Chapter Thirty

CHAPTER

THIRTY

Jae

I’m leaning out the window, taking big gulps of air.

My suitcase is open on my bed. Empty. I can’t leave.

I can’t go back to Atlanta. Back to what?

A new school where people might know about me, the chick who got knocked up as a dare?

Back to Mom, who made an already difficult pregnancy the biggest heartbreak of my life? What do I have back there?

I half-heartedly pull out clothes from my drawer and throw them on the comforter. My phone dings with a notification. Flight Confirmation.

Flight confirmation. Uncle Rowan already booked my flight. He booked a flight. It’s real. He’s done. He wants me gone. I leave in a few hours. I leave Delray. I leave Free Verse. William and CJ and Swan. I leave Derek.

I’m on the floor now, melting into tears. How did the night turn so bad? I went from feeling safe, wrapped up in arms, to being completely alone. Where is Derek now? What is Uncle Rowan saying to him?

I wipe away tears and dig through my bag for June Baby’s picture. Something to hold, to make me smile. But looking at her only deepens the sadness. I’m going back to Atlanta, and she won’t be there. She’s gone.

I put the picture away and head to the desk to gather my things. But there sits Derek’s blue-and-yellow poetry notebook, open to a poem, dated today. Destiny.

The front door slams. I shut the notebook, toss it into my suitcase.

Uncle Rowan doesn’t waste any time coming up the stairs and throwing my bedroom door open.

“Ready?” he says. Not a question. He glances at my suitcase. “Just throw it all in.

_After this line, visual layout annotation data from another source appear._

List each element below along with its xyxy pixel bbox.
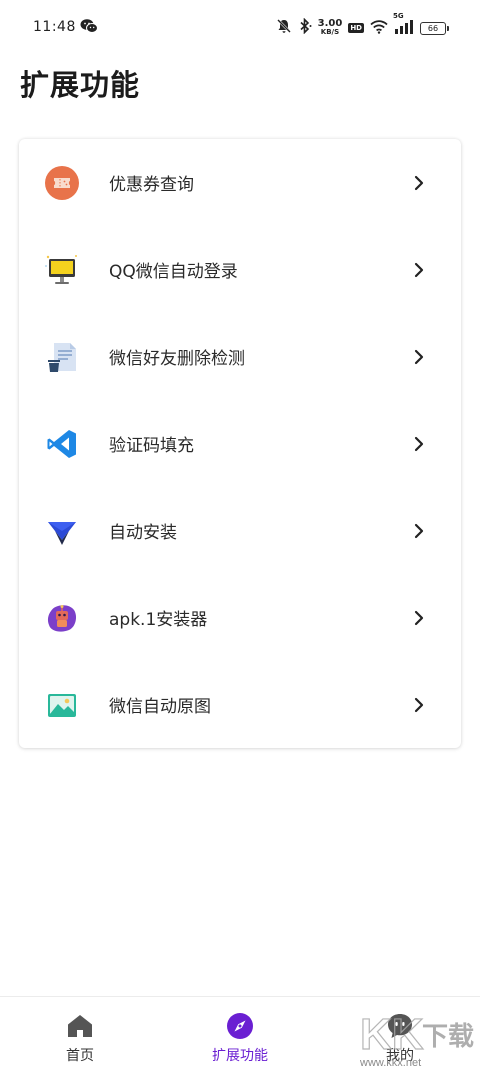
cellular-signal-icon: 5G (393, 12, 414, 38)
chevron-right-icon (414, 262, 424, 277)
watermark-brand: 下载 (422, 1022, 474, 1052)
nav-tab-extensions[interactable]: 扩展功能 (180, 997, 300, 1074)
menu-item-label: 自动安装 (109, 523, 177, 543)
menu-item-coupon-query[interactable]: 优惠券查询 (19, 139, 461, 226)
robot-icon (44, 600, 80, 636)
page-title: 扩展功能 (20, 68, 141, 102)
network-type-label: 5G (393, 11, 404, 20)
chevron-right-icon (414, 610, 424, 625)
status-time: 11:48 (33, 19, 76, 35)
menu-item-label: 微信好友删除检测 (109, 349, 245, 369)
chevron-right-icon (414, 175, 424, 190)
menu-item-apk1-installer[interactable]: apk.1安装器 (19, 574, 461, 661)
chevron-right-icon (414, 349, 424, 364)
status-bar: 11:48 3.00 KB/S HD 5G 66 (0, 0, 480, 56)
monitor-icon (44, 252, 80, 288)
menu-item-label: QQ微信自动登录 (109, 262, 238, 282)
chevron-right-icon (414, 523, 424, 538)
home-icon (65, 1011, 95, 1041)
document-trash-icon (44, 339, 80, 375)
mute-bell-icon (276, 18, 292, 38)
hd-badge: HD (348, 23, 364, 33)
network-speed-unit: KB/S (320, 28, 340, 36)
chevron-right-icon (414, 697, 424, 712)
menu-item-auto-install[interactable]: 自动安装 (19, 487, 461, 574)
menu-item-captcha-fill[interactable]: 验证码填充 (19, 400, 461, 487)
menu-item-wechat-auto-original-image[interactable]: 微信自动原图 (19, 661, 461, 748)
nav-tab-label: 扩展功能 (212, 1048, 268, 1064)
menu-item-label: 验证码填充 (109, 436, 194, 456)
menu-item-wechat-friend-deletion-check[interactable]: 微信好友删除检测 (19, 313, 461, 400)
battery-indicator: 66 (420, 21, 449, 35)
chevron-right-icon (414, 436, 424, 451)
image-icon (44, 687, 80, 723)
feature-list-card: 优惠券查询 QQ微信自动登录 微信好友删除检测 验证码填充 自动安装 apk.1… (19, 139, 461, 748)
compass-icon (225, 1011, 255, 1041)
nav-tab-label: 首页 (66, 1048, 94, 1064)
code-editor-icon (44, 426, 80, 462)
status-indicators: 3.00 KB/S HD 5G 66 (276, 12, 449, 42)
watermark-url: www.kkx.net (360, 1057, 422, 1069)
network-speed-value: 3.00 (317, 18, 343, 29)
menu-item-qq-wechat-auto-login[interactable]: QQ微信自动登录 (19, 226, 461, 313)
triangle-install-icon (44, 513, 80, 549)
svg-text:KK: KK (360, 1010, 424, 1059)
coupon-icon (44, 165, 80, 201)
menu-item-label: 优惠券查询 (109, 175, 194, 195)
wechat-notification-icon (80, 18, 98, 38)
wifi-icon (370, 19, 388, 38)
network-speed: 3.00 KB/S (317, 18, 343, 37)
nav-tab-home[interactable]: 首页 (20, 997, 140, 1074)
menu-item-label: apk.1安装器 (109, 610, 208, 630)
menu-item-label: 微信自动原图 (109, 697, 211, 717)
bluetooth-icon (298, 17, 312, 38)
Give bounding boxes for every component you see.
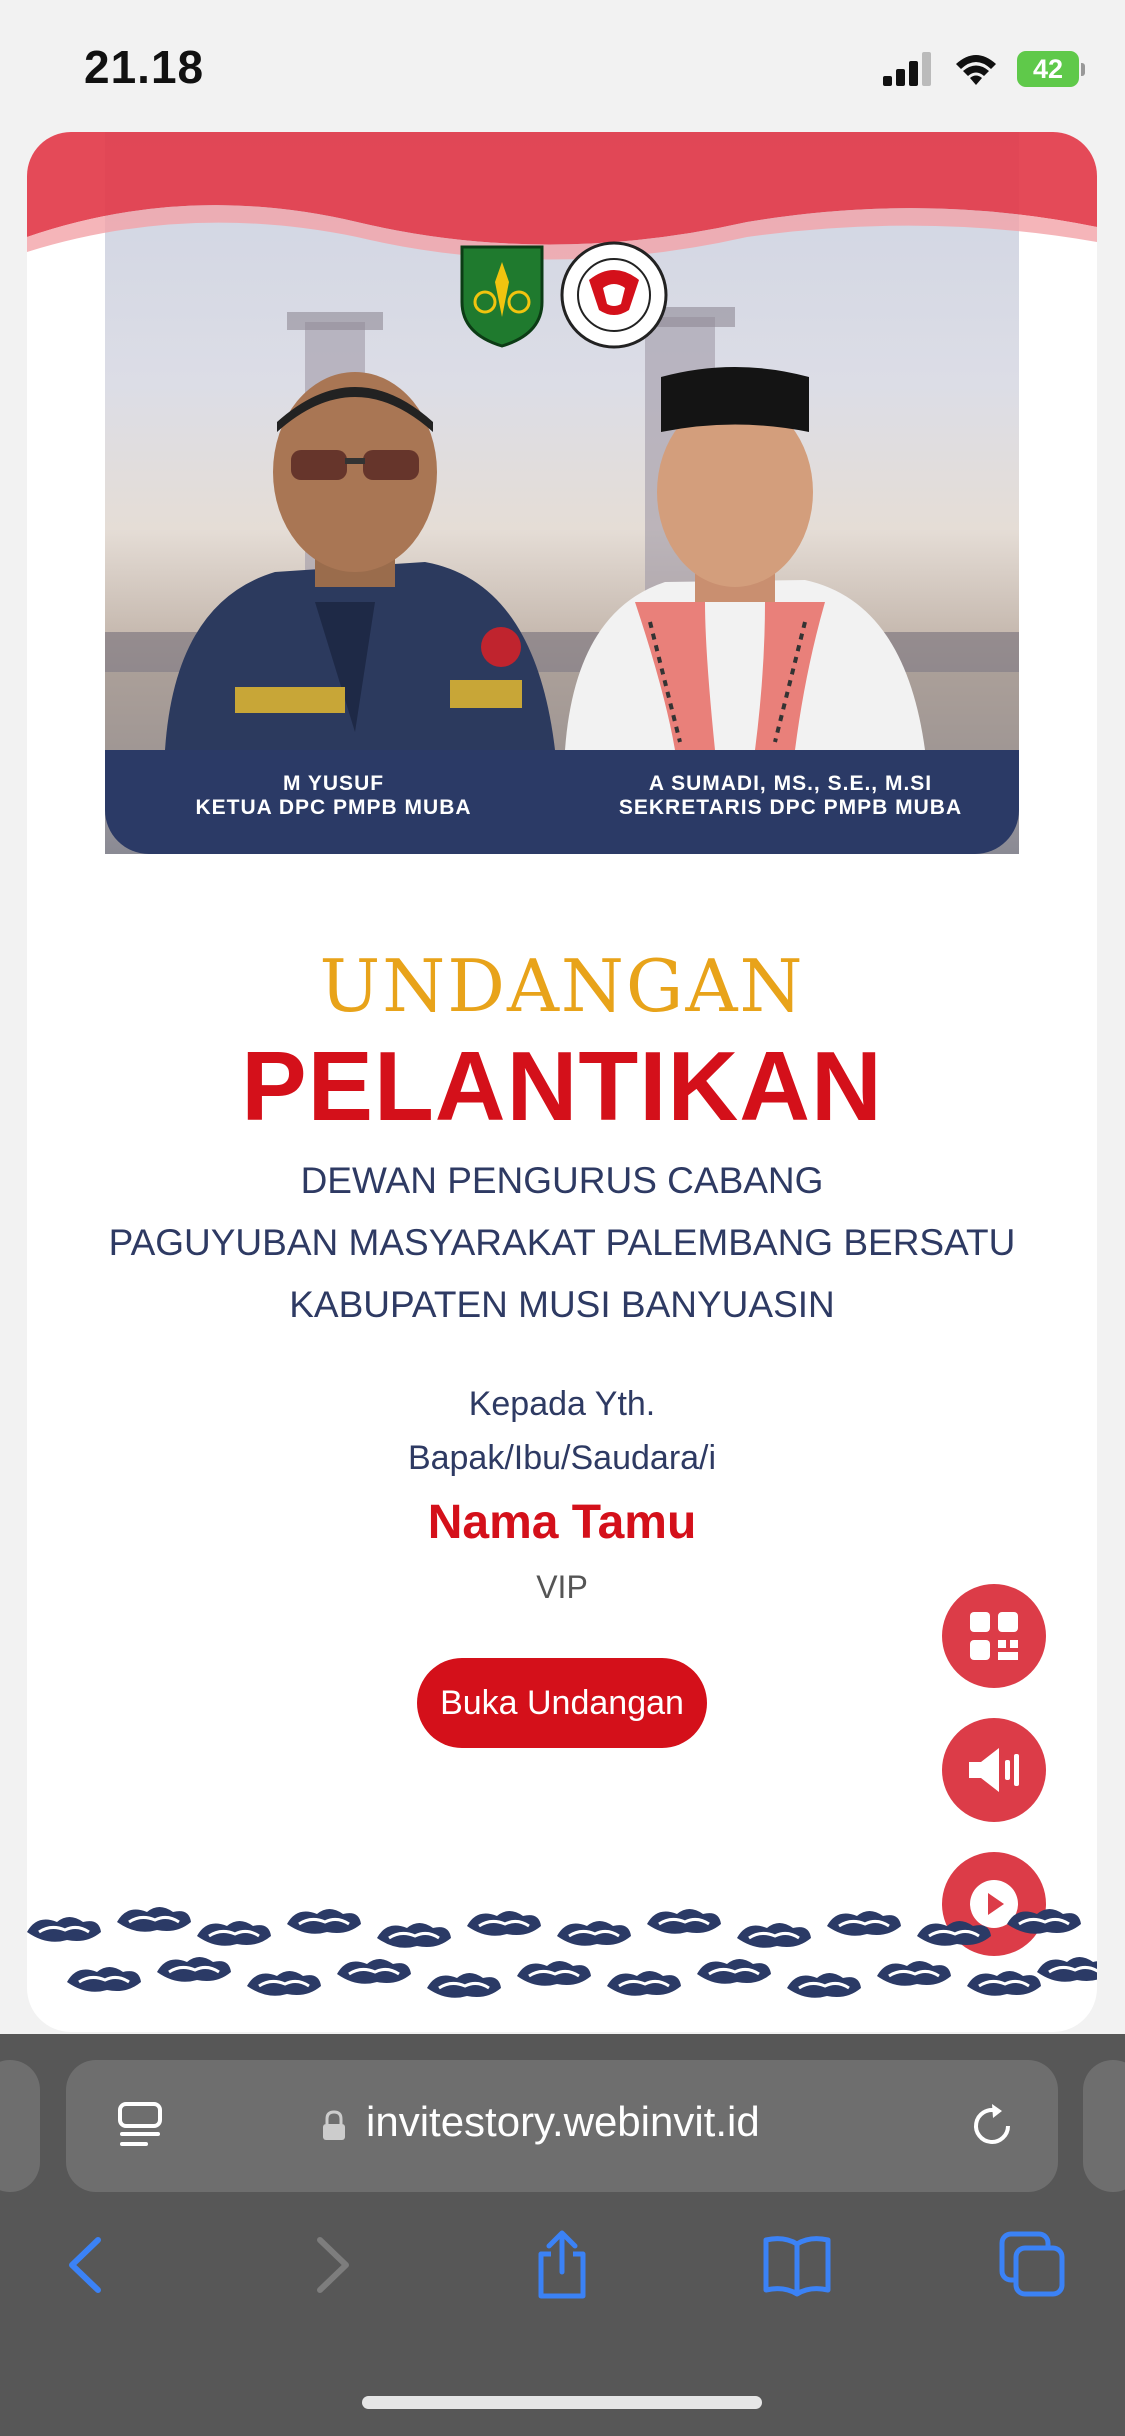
status-time: 21.18: [84, 41, 205, 93]
person-right-name: A SUMADI, MS., S.E., M.SI: [648, 772, 933, 795]
title-pelantikan: PELANTIKAN: [241, 1031, 883, 1141]
status-bar: 21.18 42: [0, 0, 1125, 130]
muba-regency-logo: [460, 245, 544, 348]
guest-category: VIP: [536, 1569, 588, 1605]
signal-icon: [883, 52, 931, 86]
org-line-1: DEWAN PENGURUS CABANG: [300, 1160, 824, 1201]
home-indicator[interactable]: [362, 2396, 762, 2409]
invitation-card: M YUSUF KETUA DPC PMPB MUBA A SUMADI, MS…: [27, 132, 1097, 2032]
qr-code-button[interactable]: [942, 1584, 1046, 1688]
url-text: invitestory.webinvit.id: [366, 2098, 760, 2145]
pmpb-logo: [560, 241, 668, 349]
person-left-role: KETUA DPC PMPB MUBA: [195, 796, 472, 819]
org-line-3: KABUPATEN MUSI BANYUASIN: [289, 1284, 835, 1325]
nameplate-banner: M YUSUF KETUA DPC PMPB MUBA A SUMADI, MS…: [105, 750, 1019, 854]
wifi-icon: [956, 55, 996, 85]
person-right-role: SEKRETARIS DPC PMPB MUBA: [618, 796, 963, 819]
qr-code-icon: [970, 1612, 1018, 1660]
open-invitation-button[interactable]: Buka Undangan: [417, 1658, 707, 1748]
title-undangan: UNDANGAN: [319, 944, 805, 1028]
bookmarks-icon[interactable]: [762, 2230, 832, 2300]
status-icons: 42: [883, 46, 1085, 92]
greeting-line-2: Bapak/Ibu/Saudara/i: [407, 1439, 717, 1477]
org-line-2: PAGUYUBAN MASYARAKAT PALEMBANG BERSATU: [108, 1222, 1016, 1263]
organization-name: DEWAN PENGURUS CABANG PAGUYUBAN MASYARAK…: [27, 1150, 1097, 1336]
previous-tab-peek[interactable]: [0, 2060, 40, 2192]
battery-indicator: 42: [1017, 51, 1085, 87]
reader-mode-icon[interactable]: [116, 2100, 166, 2152]
mega-mendung-pattern: [27, 1905, 1097, 2000]
lock-icon: [323, 2110, 345, 2140]
person-left-name: M YUSUF: [282, 772, 385, 795]
greeting-line-1: Kepada Yth.: [468, 1385, 656, 1423]
share-icon[interactable]: [527, 2230, 597, 2300]
person-left-caption: M YUSUF KETUA DPC PMPB MUBA: [105, 772, 562, 820]
guest-name: Nama Tamu: [427, 1496, 697, 1549]
back-icon[interactable]: [52, 2230, 122, 2300]
reload-icon[interactable]: [966, 2100, 1018, 2152]
address-bar[interactable]: invitestory.webinvit.id: [66, 2060, 1058, 2192]
browser-toolbar: invitestory.webinvit.id: [0, 2034, 1125, 2436]
tabs-icon[interactable]: [998, 2230, 1068, 2300]
greeting: Kepada Yth. Bapak/Ibu/Saudara/i: [27, 1377, 1097, 1485]
person-right-photo: [565, 367, 925, 750]
person-left-photo: [165, 372, 555, 750]
forward-icon[interactable]: [296, 2230, 366, 2300]
next-tab-peek[interactable]: [1083, 2060, 1125, 2192]
audio-toggle-button[interactable]: [942, 1718, 1046, 1822]
speaker-icon: [969, 1748, 1019, 1792]
person-right-caption: A SUMADI, MS., S.E., M.SI SEKRETARIS DPC…: [562, 772, 1019, 820]
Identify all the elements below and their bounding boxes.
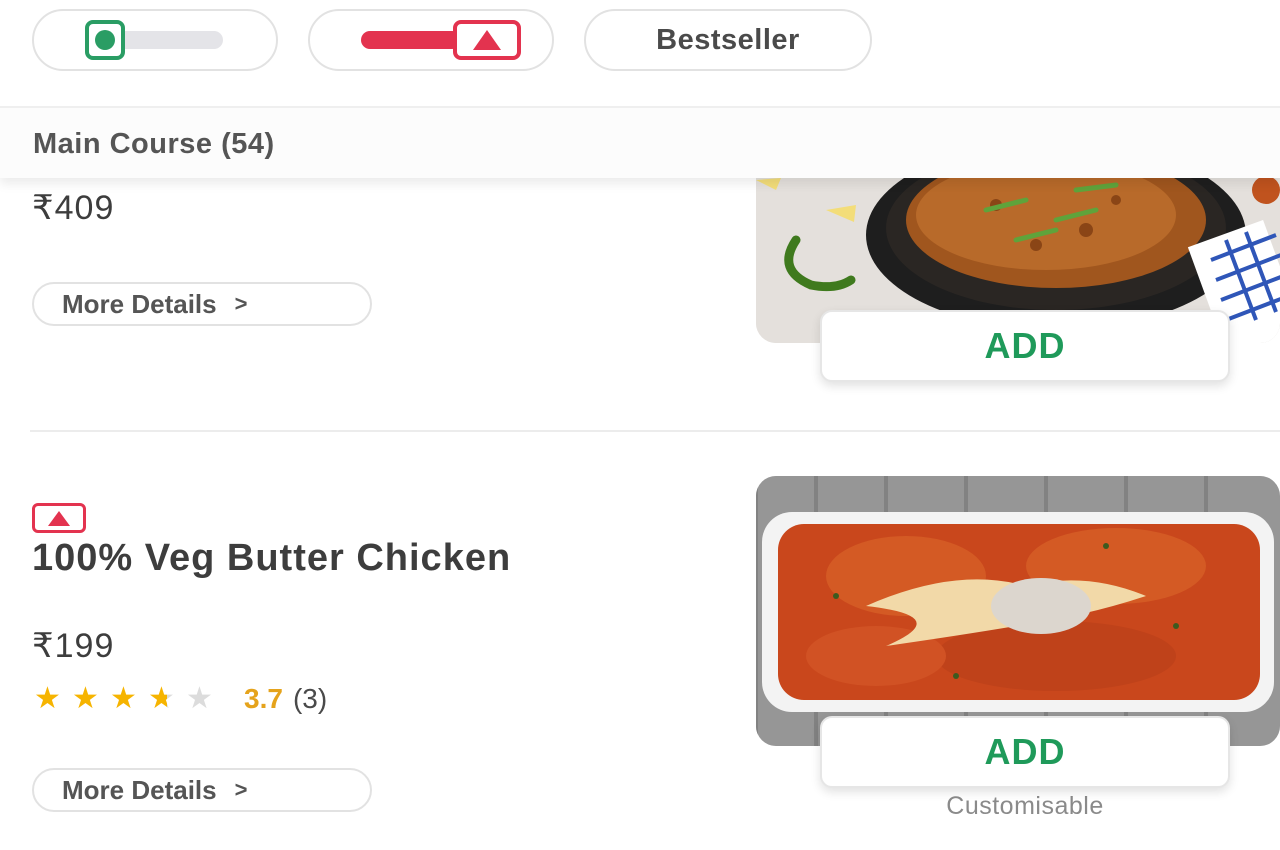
category-header: Main Course (54) xyxy=(0,108,1280,178)
bestseller-filter-chip[interactable]: Bestseller xyxy=(584,9,872,71)
nonveg-toggle-track xyxy=(361,31,461,49)
item-price: ₹409 xyxy=(32,189,115,227)
nonveg-triangle-icon xyxy=(48,510,70,526)
nonveg-toggle[interactable] xyxy=(361,20,521,60)
item-name: 100% Veg Butter Chicken xyxy=(32,537,512,579)
chevron-right-icon: > xyxy=(234,777,248,802)
empty-star-icon: ★ xyxy=(186,682,213,715)
bestseller-label: Bestseller xyxy=(656,23,800,56)
add-label: ADD xyxy=(984,731,1066,772)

We’re not missing this flight.”

“But how you could just”—I stand up, blurry-eyed—“just send me away like that?”

He takes a deep breath in and crosses his thick arms over his chest. “Here with me or there with your mother? Doesn’t matter. You’re going to do what you’re going to do.”

“Do what I’m going to … what are you saying? Like, I’m a whore? Like I can’t keep my legs shut?”

“Hey,” he says in a warning voice.

“He needed help!” I say desperately. “His mother’s boyfriend hit him in the face. Didn’t you see his lip?”

His face darkens. “Is he being abused? Tell me the truth.”

“He said it was an accident. But he didn’t want to be home with all that chaos. He needed a place to stay. For one night. And I knew you would never say yes if I asked.”

He frowns, shakes his head. “You don’t know that.

You don’t know that at all. But look what I came home to.

A half-naked boy sleeping in your room. Dammit, I didn’t think you had the nerve!

I thought you might be sneaking around with him, doing more than that poetry project, but I didn’t think you’d have him here under my roof without my knowledge.

I’m happy to see you kept your clothes on,” he says, waving me up and down.

“Uncle Rowan, I didn’t do that with him. I didn’t go that far.”

“That far? How far, then, Janelle? How far?” He holds up his hand to keep me quiet. “You know, I don’t want to hear it. It went far enough. This has all gone far enough. Let’s get going. I’m tired.”

“Let me stay. Please let me stay.”

“Ticket’s been paid for.”

“I promise I won’t sneak around. I promise I’ll be responsible and decent and I’ll come home right after school and if I have Free Verse I’ll come home right after that. No more scouting for venues.”

He grunts. “This ain’t about the poetry club. It’s about the boy.” He pauses. Leans against the doorframe. “No more Derek Patel.”

My mouth freezes. “But—”

“The club isn’t big enough for the two of you. One of you has to go.” His black eyes bore into mine. “That’s my rule, Janelle. You want to stay here, you stay away from that boy. That’s my rule. Will you obey it?”

Fresh tears prickle my eyes.

“Ja-nelle!” His voice reaches to the ceiling now. “Will. You. Obey it?”